For a decade, Israel has maintained tight restrictions on the movement of goods and people in and out of Gaza, largely in an effort to put the squeeze on Hamas, the Islamist movement that seized control of the territory in 2007.
Under President Abdel Fattah el-Sissi, Egypt has applied even stricter measures since 2013, barely ever opening its border with Gaza at Rafah and flooding a network of tunnels along the frontier to stop smuggling.
A remaining lifeline for Gaza's 1.95 million residents was a transit permit from Jordan, allowing the bearer to travel through Israel and the West Bank to Jordan. But Jordan has now cut back those permits, residents and rights groups say, leaving Gazans in despair and livelihoods at risk.
"I have been going around like crazy, trying to find a reason or someone who can help. If this continues I may lose my work," said Abu Abdallah, 43, who had to delay the opening of a second store because he could not travel to buy stock.
"With Egypt's crossing almost always closed, I am trapped like a rabbit in a cage," he told Reuters at his shop, decorated with mannequins dressed in clothes from Turkey.
Jordan says it has not changed policy, but rights groups say many fewer permits have been approved since last August.
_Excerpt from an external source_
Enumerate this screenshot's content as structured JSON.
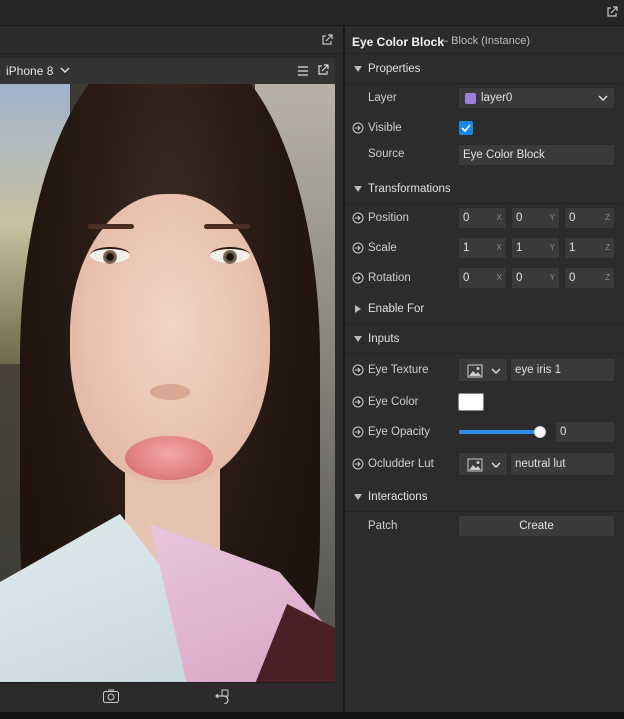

A Palestinian official with knowledge of transit to Jordan said the number of travelers from Gaza had dropped to around 10 a day, from dozens each day in 2015.
Rights groups worried
In a letter, Human Rights Watch this week called on the Jordanian authorities to ease the restrictions, saying it was making the situation for Gazans ever more difficult.
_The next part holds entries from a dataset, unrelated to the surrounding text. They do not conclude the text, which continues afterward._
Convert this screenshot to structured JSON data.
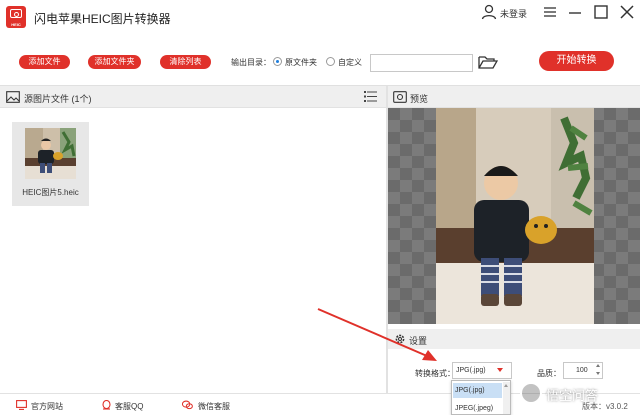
{
  "app": {
    "title": "闪电苹果HEIC图片转换器",
    "logo_tag": "HEIC",
    "user_label": "未登录"
  },
  "toolbar": {
    "add_file": "添加文件",
    "add_folder": "添加文件夹",
    "clear_list": "清除列表",
    "output_dir_label": "输出目录：",
    "radio_original": "原文件夹",
    "radio_custom": "自定义",
    "selected_output": "原文件夹",
    "path_value": "",
    "start_convert": "开始转换"
  },
  "file_panel": {
    "title": "源图片文件 (1个)",
    "files": [
      {
        "name": "HEIC图片5.heic"
      }
    ]
  },
  "preview_panel": {
    "title": "预览"
  },
  "settings": {
    "title": "设置",
    "format_label": "转换格式：",
    "format_value": "JPG(.jpg)",
    "format_options": [
      "JPG(.jpg)",
      "JPEG(.jpeg)"
    ],
    "quality_label": "品质：",
    "quality_value": "100"
  },
  "statusbar": {
    "website": "官方网站",
    "qq": "客服QQ",
    "wechat": "微信客服",
    "version": "版本：v3.0.2"
  },
  "watermark": {
    "text": "悟空问答"
  },
  "colors": {
    "accent": "#e0312a",
    "panel_header": "#efefef",
    "selected_option": "#c9dff5"
  }
}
"Palestinians from Gaza have found it increasingly difficult to get permission to transit through Jordan to travel abroad, without any explanation for the change," HRW's Middle East director Sarah Leah Whitson wrote to the Jordanian authorities.
"Jordan certainly should control its borders but it should continue to recognize the special duties it has toward those whose freedom of movement from Gaza it has facilitated until now."
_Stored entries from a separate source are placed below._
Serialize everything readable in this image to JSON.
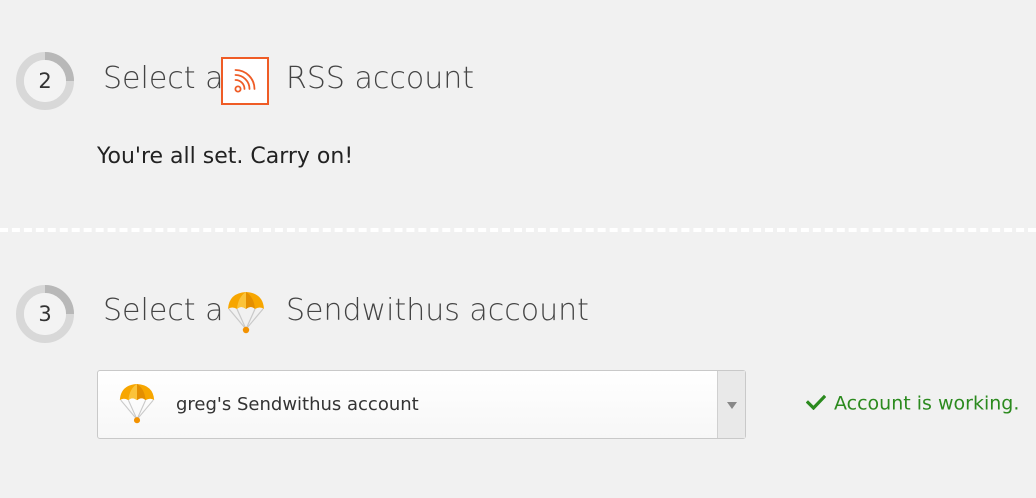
{
  "step2": {
    "number": "2",
    "title_prefix": "Select a",
    "title_suffix": "RSS account",
    "status": "You're all set. Carry on!"
  },
  "step3": {
    "number": "3",
    "title_prefix": "Select a",
    "title_suffix": "Sendwithus account",
    "selected_account": "greg's Sendwithus account",
    "account_status": "Account is working."
  },
  "colors": {
    "rss_brand": "#ef5c26",
    "sendwithus_brand": "#f7a600",
    "success": "#2b8a1e"
  },
  "icons": {
    "rss": "rss-icon",
    "sendwithus": "parachute-icon",
    "success": "checkmark-icon",
    "dropdown": "chevron-down-icon"
  }
}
An official in Jordan, which has been struggling to handle an influx of refugees from the wars in Syria and Iraq, told Reuters the policy had not changed but did not elaborate.
For those in Gaza, often described by residents as an open-air prison, the sense of confinement grows more acute.
Since 2006, when Israel's tighter restrictions began, following Hamas's victory in elections and a short conflict between Israel and Hamas, the population of Gaza has increased by 500,000 - more than 30 percent.
Palestinian human rights groups estimate that only around 5 percent of the total are granted permits by Israel - usually for emergency medical treatment or for business.
Egypt opens Rafah only a few days every three months. It last opened it on May 11 for 48 hours, allowing 700 people to cross, mostly medical cases and students. That was a fraction of the 30,000 who applied.
The clampdown on the Jordan option has widened alarm. Palestinian Prime Minister Rami al-Hamdallah, based in the West Bank, said he was doing all he could to improve the situation.
"We have intensive contacts with our Jordanian brothers to obtain more [transit] letters for our people in Gaza," he told reporters in Ramallah this week.